Immature DCs for resectable pancreatic cancer as neoadjuvant therapy

Recently, Endo et al²¹ reported the feasibility and safety of EUS-FNI using immature DCs with OK-432 into resectable pancreatic cancer prior to the surgical operation as neoadjuvant therapy. Nine patients enrolled in this trial (DC group) were compared with 15 patients who had undergone the operation without immature DC injection (non-DC group). The authors evaluated not only the clinical utility but also the histological changes within the tumor and lymph nodes by immunohistochemical examination of infiltrating inflammatory cells (CD4+, CD8+, Foxp3+, and CD83+). The authors reported that two patients, one of whom was stage IV with distant lymph node metastasis, had remarkably survived more than 5 years without requiring adjuvant therapy. Additionally, they showed that CD83+ cells had accumulated significantly in the regional lymph nodes of the DCs injection group as well as Foxp3+ cells in the regional and distant lymph nodes in comparison with the no DCs injection group. EUS-FNI of immature DCs as neo-adjuvant therapy might be useful for improved prognosis in patients with resectable pancreatic cancer.

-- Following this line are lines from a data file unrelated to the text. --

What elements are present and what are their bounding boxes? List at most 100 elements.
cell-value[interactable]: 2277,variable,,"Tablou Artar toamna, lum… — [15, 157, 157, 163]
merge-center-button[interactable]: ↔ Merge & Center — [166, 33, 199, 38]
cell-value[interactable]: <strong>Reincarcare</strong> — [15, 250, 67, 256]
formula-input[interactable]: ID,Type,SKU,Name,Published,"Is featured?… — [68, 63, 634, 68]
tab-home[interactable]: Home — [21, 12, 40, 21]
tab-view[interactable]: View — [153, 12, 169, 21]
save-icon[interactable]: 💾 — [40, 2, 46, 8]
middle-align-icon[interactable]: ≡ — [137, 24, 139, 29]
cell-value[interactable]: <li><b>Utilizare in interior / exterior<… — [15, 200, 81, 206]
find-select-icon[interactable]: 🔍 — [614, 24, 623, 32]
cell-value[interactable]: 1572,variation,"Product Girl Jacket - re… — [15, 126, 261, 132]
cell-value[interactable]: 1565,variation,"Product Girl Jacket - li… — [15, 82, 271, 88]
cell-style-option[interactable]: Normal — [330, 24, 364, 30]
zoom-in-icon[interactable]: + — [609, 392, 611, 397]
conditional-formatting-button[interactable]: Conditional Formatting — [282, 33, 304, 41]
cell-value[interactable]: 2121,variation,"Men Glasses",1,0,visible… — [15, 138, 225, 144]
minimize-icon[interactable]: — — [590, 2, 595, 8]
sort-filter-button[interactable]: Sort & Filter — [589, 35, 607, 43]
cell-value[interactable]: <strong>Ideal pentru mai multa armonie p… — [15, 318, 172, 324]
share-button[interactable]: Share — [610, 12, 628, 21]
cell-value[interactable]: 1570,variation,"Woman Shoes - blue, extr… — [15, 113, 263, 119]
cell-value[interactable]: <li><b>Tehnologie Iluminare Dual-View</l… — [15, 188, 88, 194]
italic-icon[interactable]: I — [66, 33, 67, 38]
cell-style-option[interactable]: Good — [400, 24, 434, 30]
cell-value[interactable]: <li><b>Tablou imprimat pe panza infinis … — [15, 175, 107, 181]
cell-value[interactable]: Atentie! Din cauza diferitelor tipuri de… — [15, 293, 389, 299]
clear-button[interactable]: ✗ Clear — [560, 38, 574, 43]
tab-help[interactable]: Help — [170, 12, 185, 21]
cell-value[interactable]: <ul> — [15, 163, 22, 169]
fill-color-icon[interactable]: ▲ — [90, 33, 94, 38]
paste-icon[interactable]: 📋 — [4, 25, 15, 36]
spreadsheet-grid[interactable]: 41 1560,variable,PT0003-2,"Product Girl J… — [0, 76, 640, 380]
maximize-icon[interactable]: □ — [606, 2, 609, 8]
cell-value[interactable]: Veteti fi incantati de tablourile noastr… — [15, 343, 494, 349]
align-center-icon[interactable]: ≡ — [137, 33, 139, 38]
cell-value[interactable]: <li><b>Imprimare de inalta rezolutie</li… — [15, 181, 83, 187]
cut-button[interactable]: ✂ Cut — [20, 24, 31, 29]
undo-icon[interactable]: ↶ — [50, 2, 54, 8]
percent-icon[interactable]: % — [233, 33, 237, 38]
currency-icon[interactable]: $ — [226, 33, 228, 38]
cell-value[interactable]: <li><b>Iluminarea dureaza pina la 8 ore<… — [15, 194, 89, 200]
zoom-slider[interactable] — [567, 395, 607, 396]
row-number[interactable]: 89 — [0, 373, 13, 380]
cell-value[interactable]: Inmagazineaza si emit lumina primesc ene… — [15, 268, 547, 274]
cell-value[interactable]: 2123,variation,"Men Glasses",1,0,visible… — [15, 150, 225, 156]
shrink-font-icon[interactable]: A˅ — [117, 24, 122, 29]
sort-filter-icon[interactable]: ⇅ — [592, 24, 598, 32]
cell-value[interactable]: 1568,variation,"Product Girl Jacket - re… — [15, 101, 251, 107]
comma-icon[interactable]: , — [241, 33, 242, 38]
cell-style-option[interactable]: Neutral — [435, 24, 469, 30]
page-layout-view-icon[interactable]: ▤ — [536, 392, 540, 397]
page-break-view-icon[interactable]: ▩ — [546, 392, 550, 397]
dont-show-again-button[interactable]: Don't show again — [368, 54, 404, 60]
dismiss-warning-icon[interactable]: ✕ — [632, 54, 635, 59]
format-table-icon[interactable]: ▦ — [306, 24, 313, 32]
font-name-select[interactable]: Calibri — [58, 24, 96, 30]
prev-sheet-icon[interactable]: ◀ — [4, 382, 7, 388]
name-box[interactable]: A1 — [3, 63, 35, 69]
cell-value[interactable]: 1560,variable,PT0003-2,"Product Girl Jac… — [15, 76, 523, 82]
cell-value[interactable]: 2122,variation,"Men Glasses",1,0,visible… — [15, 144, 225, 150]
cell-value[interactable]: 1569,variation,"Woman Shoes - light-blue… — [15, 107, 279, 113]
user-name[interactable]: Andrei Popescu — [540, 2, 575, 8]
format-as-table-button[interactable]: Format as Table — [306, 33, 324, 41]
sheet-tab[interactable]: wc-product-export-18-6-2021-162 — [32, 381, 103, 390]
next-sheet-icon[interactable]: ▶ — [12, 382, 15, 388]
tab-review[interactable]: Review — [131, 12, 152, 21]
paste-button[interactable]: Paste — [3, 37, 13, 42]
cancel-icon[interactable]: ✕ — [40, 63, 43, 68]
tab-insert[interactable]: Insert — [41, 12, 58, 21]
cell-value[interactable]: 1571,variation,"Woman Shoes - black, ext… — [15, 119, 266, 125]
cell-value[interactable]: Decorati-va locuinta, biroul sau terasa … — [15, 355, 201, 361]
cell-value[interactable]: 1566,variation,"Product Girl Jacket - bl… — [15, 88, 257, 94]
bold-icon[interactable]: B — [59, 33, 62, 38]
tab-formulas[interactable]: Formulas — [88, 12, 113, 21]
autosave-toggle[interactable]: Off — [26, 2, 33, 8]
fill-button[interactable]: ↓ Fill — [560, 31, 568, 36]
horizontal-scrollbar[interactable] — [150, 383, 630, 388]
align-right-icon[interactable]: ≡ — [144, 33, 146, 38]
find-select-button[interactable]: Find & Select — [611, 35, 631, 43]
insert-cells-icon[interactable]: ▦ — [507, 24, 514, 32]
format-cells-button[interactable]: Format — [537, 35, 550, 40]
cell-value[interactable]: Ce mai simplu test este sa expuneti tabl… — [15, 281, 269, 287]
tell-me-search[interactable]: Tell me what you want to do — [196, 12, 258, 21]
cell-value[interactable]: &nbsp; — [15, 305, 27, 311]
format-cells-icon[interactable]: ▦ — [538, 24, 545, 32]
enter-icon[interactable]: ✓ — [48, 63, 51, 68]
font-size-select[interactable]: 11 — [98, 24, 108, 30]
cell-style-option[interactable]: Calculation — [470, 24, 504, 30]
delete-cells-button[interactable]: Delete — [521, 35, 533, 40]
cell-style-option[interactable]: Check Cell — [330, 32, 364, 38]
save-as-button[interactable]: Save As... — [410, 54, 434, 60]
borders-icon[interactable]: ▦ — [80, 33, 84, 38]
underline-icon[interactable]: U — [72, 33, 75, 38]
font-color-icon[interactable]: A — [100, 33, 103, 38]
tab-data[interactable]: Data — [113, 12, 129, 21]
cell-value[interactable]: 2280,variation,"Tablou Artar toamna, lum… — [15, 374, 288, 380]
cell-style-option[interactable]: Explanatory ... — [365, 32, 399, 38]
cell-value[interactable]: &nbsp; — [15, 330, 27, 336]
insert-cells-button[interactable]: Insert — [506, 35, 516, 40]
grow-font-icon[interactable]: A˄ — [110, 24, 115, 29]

EUS-guided intervention has opened new and exciting clinical applications for the management of malignancies. In particular, EUS-guided immunotherapy is an exciting field in interventional EUS for obstinate cancers. For greater development in this field, it is anticipated that endosonographers, basic scientists, and engineers will collaborate fruitfully with much greater mutual effort. Once an effective therapy becomes available, it is likely to become important for cancer treatment. This effort remains a work in progress.